Şunu anlamamakta hala neden ısrar ediliyor ben de bunu anlamış değilim. Davetler kişiye özeldir. Yani davet edecek niteliğe sahip kişi (başkası değil

) kendi davetini kendi almalıdır evrenden. Daveti evrenden indirmeyi bilmeyen zaten davet de edemez, etmeye de hazır değildir. Diyelim davet gerçekleşti. Ne yapacağı sanılıyor? Bel geldim, hadi sormak istediklerini sor, demesi beklenmiyor herhalde ya da dileklerini söyle gerçekleştireyim, emrine amadeyim gibi bir komedi beklemiyorsunuzdur.
Ortalıkta saçma sapan filancayı şu şekilde davet edebiliriz, şöyle olur böyle olur vs diye yazışmalar uçuşuyor, aslı var mıdır? Elbeteki hayır. Ama inanan ve bu işin böyle olduğunu sanan, boş umuda kapılıp sonunda hayal kırıklığına uğrayan insan çok ne yazık ki.
Öncelikle davet edecek kişi kimdir, hayatında çivi çakmamış birinin mobilya yapmaya kalkması gibi daha önce hiç bedensiz enerjilerle irtibatı olmamış ve enerji transferi konusunda bilgisi ve yeteneği olmayan üstelik bunun için de üstad yetkisi almamış biri değildir elbette. Nasıl yapacağını bilmeyen birisi yetki de almamış birisidir ve elbetteki bunun en doğal nedeni olan konu ile ilgili doğuştan gelen genetik yatkınlığı da bulunmamaktadır, yoksa mutlaka eğitimini de yetkisini de almış ve zaten aşina olurdu. Diyelim bu iş için doğmamış bir kişi yapmaya kalkıştı ne olur? Hayatı kayar. Nasıl mı? Hastalık, sakatlık, bereketsizlik, yolunda giden işerin ters gitmesi, ters gidenlerin devamı, kendisi negtif ortama maruz kalacağı için sevdiklerinin de yani sevgi enerjisi ile bağlı olduklarının da bu bağ yüzünden kendileriyle aynı felakete maruz kalması gibi dünyada yaşarken başına gelecek felaketler, kişinin enerjisi varlığa ulaşmaya yetmez ise başına geleceklerdir. Diyelim varlığa ulaştı azıcık, rahatsız edilmeye çalıştığı için ya bu saydıklarımı kafi görür daha fazlasını yapmaya tenezzül bile etmez ya daha da yüklü aksilikler verir ya da canını oracıkta alıverir. İnsanlar gibi onların da değişik psikolojik halleri vardır.
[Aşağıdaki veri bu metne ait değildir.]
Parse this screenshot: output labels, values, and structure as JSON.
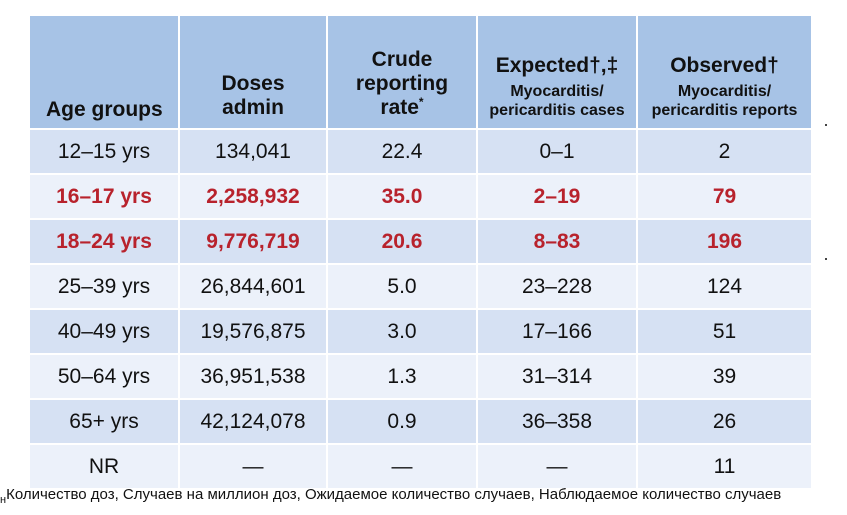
{
  "headers": {
    "age": "Age groups",
    "doses_l1": "Doses",
    "doses_l2": "admin",
    "crude_l1": "Crude",
    "crude_l2": "reporting",
    "crude_l3": "rate",
    "crude_sup": "*",
    "expected_main": "Expected†,‡",
    "expected_sub1": "Myocarditis/",
    "expected_sub2": "pericarditis cases",
    "observed_main": "Observed†",
    "observed_sub1": "Myocarditis/",
    "observed_sub2": "pericarditis reports"
  },
  "rows": [
    {
      "age": "12–15 yrs",
      "doses": "134,041",
      "rate": "22.4",
      "expected": "0–1",
      "observed": "2",
      "highlight": false
    },
    {
      "age": "16–17 yrs",
      "doses": "2,258,932",
      "rate": "35.0",
      "expected": "2–19",
      "observed": "79",
      "highlight": true
    },
    {
      "age": "18–24 yrs",
      "doses": "9,776,719",
      "rate": "20.6",
      "expected": "8–83",
      "observed": "196",
      "highlight": true
    },
    {
      "age": "25–39 yrs",
      "doses": "26,844,601",
      "rate": "5.0",
      "expected": "23–228",
      "observed": "124",
      "highlight": false
    },
    {
      "age": "40–49 yrs",
      "doses": "19,576,875",
      "rate": "3.0",
      "expected": "17–166",
      "observed": "51",
      "highlight": false
    },
    {
      "age": "50–64 yrs",
      "doses": "36,951,538",
      "rate": "1.3",
      "expected": "31–314",
      "observed": "39",
      "highlight": false
    },
    {
      "age": "65+ yrs",
      "doses": "42,124,078",
      "rate": "0.9",
      "expected": "36–358",
      "observed": "26",
      "highlight": false
    },
    {
      "age": "NR",
      "doses": "—",
      "rate": "—",
      "expected": "—",
      "observed": "11",
      "highlight": false
    }
  ],
  "footer": {
    "mark": "н",
    "text": "Количество доз, Случаев на миллион доз, Ожидаемое количество случаев, Наблюдаемое количество случаев"
  },
  "colors": {
    "header_bg": "#a7c3e6",
    "row_dark": "#d6e1f3",
    "row_light": "#ecf1fa",
    "highlight_text": "#b8222c"
  }
}
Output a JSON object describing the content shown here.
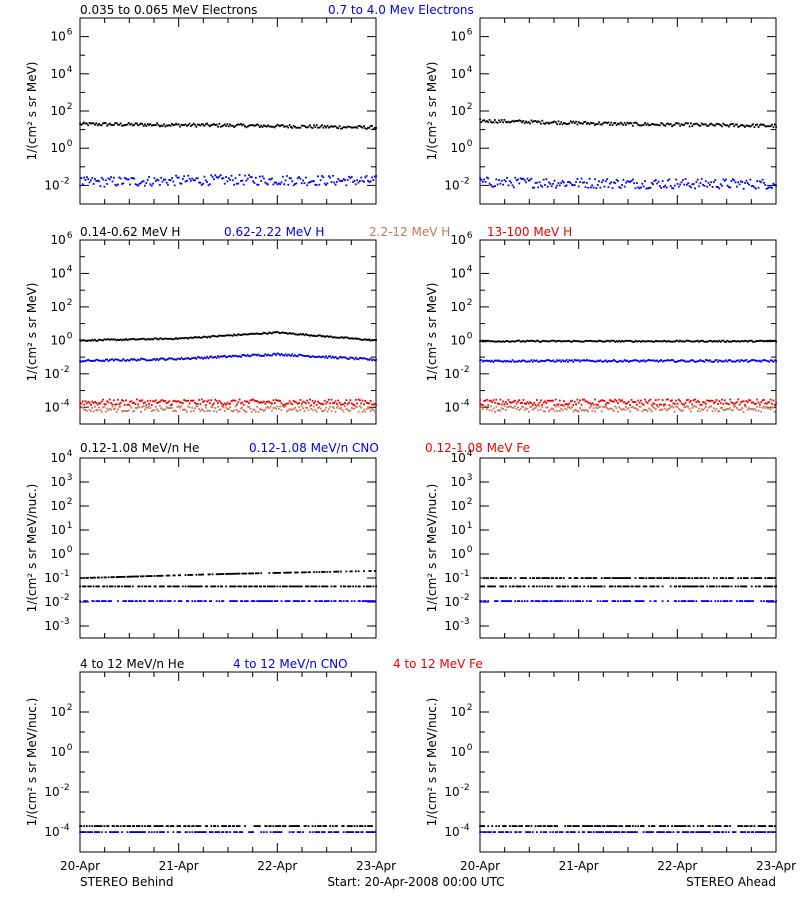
{
  "colors": {
    "black": "#000000",
    "blue": "#0000ee",
    "salmon": "#c8785a",
    "red": "#ee0000"
  },
  "x_ticks": [
    "20-Apr",
    "21-Apr",
    "22-Apr",
    "23-Apr"
  ],
  "footer": {
    "left": "STEREO Behind",
    "center": "Start: 20-Apr-2008 00:00 UTC",
    "right": "STEREO Ahead"
  },
  "chart_data": [
    {
      "type": "scatter",
      "panel": "electrons",
      "labels": [
        {
          "text": "0.035 to 0.065 MeV Electrons",
          "color": "black"
        },
        {
          "text": "0.7 to 4.0 Mev Electrons",
          "color": "blue"
        }
      ],
      "ylabel": "1/(cm² s sr MeV)",
      "yscale": "log",
      "ylim_exp": [
        -3,
        7
      ],
      "y_tick_exps": [
        -2,
        0,
        2,
        4,
        6
      ],
      "y_tick_style": "power",
      "xlim": [
        "20-Apr-2008 00:00",
        "23-Apr-2008 00:00"
      ],
      "behind": {
        "series": [
          {
            "color": "black",
            "values": [
              20,
              17,
              13
            ]
          },
          {
            "color": "blue",
            "values": [
              0.015,
              0.02,
              0.018
            ]
          }
        ]
      },
      "ahead": {
        "series": [
          {
            "color": "black",
            "values": [
              30,
              20,
              16
            ]
          },
          {
            "color": "blue",
            "values": [
              0.015,
              0.013,
              0.012
            ]
          }
        ]
      }
    },
    {
      "type": "scatter",
      "panel": "protons",
      "labels": [
        {
          "text": "0.14-0.62 MeV H",
          "color": "black"
        },
        {
          "text": "0.62-2.22 MeV H",
          "color": "blue"
        },
        {
          "text": "2.2-12 MeV H",
          "color": "salmon"
        },
        {
          "text": "13-100 MeV H",
          "color": "red"
        }
      ],
      "ylabel": "1/(cm² s sr MeV)",
      "yscale": "log",
      "ylim_exp": [
        -5,
        6
      ],
      "y_tick_exps": [
        -4,
        -2,
        0,
        2,
        4,
        6
      ],
      "y_tick_style": "power",
      "behind": {
        "series": [
          {
            "color": "black",
            "values": [
              1.0,
              1.3,
              3.0,
              1.0
            ]
          },
          {
            "color": "blue",
            "values": [
              0.06,
              0.08,
              0.15,
              0.07
            ]
          },
          {
            "color": "red",
            "values": [
              0.0002,
              0.0002,
              0.0002,
              0.0002
            ]
          },
          {
            "color": "salmon",
            "values": [
              8e-05,
              8e-05,
              8e-05,
              8e-05
            ]
          }
        ]
      },
      "ahead": {
        "series": [
          {
            "color": "black",
            "values": [
              0.9,
              0.9,
              0.9,
              0.9
            ]
          },
          {
            "color": "blue",
            "values": [
              0.06,
              0.06,
              0.06,
              0.06
            ]
          },
          {
            "color": "red",
            "values": [
              0.0002,
              0.0002,
              0.0002,
              0.0002
            ]
          },
          {
            "color": "salmon",
            "values": [
              8e-05,
              8e-05,
              8e-05,
              8e-05
            ]
          }
        ]
      }
    },
    {
      "type": "scatter",
      "panel": "heavy-ions-low",
      "labels": [
        {
          "text": "0.12-1.08 MeV/n He",
          "color": "black"
        },
        {
          "text": "0.12-1.08 MeV/n CNO",
          "color": "blue"
        },
        {
          "text": "0.12-1.08 MeV Fe",
          "color": "red"
        }
      ],
      "ylabel": "1/(cm² s sr MeV/nuc.)",
      "yscale": "log",
      "ylim_exp": [
        -3.5,
        4
      ],
      "y_tick_exps": [
        -3,
        -2,
        -1,
        0,
        1,
        2,
        3,
        4
      ],
      "y_tick_style": "power",
      "behind": {
        "series": [
          {
            "color": "black",
            "values": [
              0.045,
              0.045,
              0.045
            ]
          },
          {
            "color": "black",
            "values": [
              0.1,
              0.15,
              0.2
            ]
          },
          {
            "color": "blue",
            "values": [
              0.011,
              0.011,
              0.011
            ]
          }
        ]
      },
      "ahead": {
        "series": [
          {
            "color": "black",
            "values": [
              0.045,
              0.045,
              0.045
            ]
          },
          {
            "color": "black",
            "values": [
              0.1,
              0.1,
              0.1
            ]
          },
          {
            "color": "blue",
            "values": [
              0.011,
              0.011,
              0.011
            ]
          }
        ]
      }
    },
    {
      "type": "scatter",
      "panel": "heavy-ions-high",
      "labels": [
        {
          "text": "4 to 12 MeV/n He",
          "color": "black"
        },
        {
          "text": "4 to 12 MeV/n CNO",
          "color": "blue"
        },
        {
          "text": "4 to 12 MeV Fe",
          "color": "red"
        }
      ],
      "ylabel": "1/(cm² s sr MeV/nuc.)",
      "yscale": "log",
      "ylim_exp": [
        -5,
        4
      ],
      "y_tick_exps": [
        -4,
        -2,
        0,
        2
      ],
      "y_tick_style": "power",
      "behind": {
        "series": [
          {
            "color": "blue",
            "values": [
              0.0001,
              0.0001,
              0.0001
            ]
          },
          {
            "color": "black",
            "values": [
              0.0002,
              0.0002,
              0.0002
            ]
          }
        ]
      },
      "ahead": {
        "series": [
          {
            "color": "blue",
            "values": [
              0.0001,
              0.0001,
              0.0001
            ]
          },
          {
            "color": "black",
            "values": [
              0.0002,
              0.0002,
              0.0002
            ]
          }
        ]
      }
    }
  ]
}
Hangisine çattıysanız artık.
Bir başka bilinmeyen nokta ise tüm bu parapsikolojik deneyimlerin sır olarak kalması gerektiğidir. Kimse kendi yaşadıklarını anlatma hakkına sahip değildir. Ben filanca varlığı çağırdım, şöyle çağırdım, böyle oldu diyen biri varsa ondan derhal uzaklaşın. Ya yalan söylüyordur, ya sahiden yapmış ve bu anlattıkları yüzünden ceza alacaktır, felaketinden nasibinizi almamak için tüm bağlarınızı koparın. Bir üstad ölürken isterse varislerine anlatabilir, bunlar sadece ona has bilgiler olduğu için zaten kimse kullanamayacaktır ancak kendisinden sonra yetişecek öğrencinin geçmişte neler yapıldığı hakkında fikir sahibi olması için söyler. Bu öğrenci de asla başkasının uygulamasını yapacak kadar aklını kaybetmemiştir. Kendi yaptıklarını açıklayacak kadar da cahil değildir.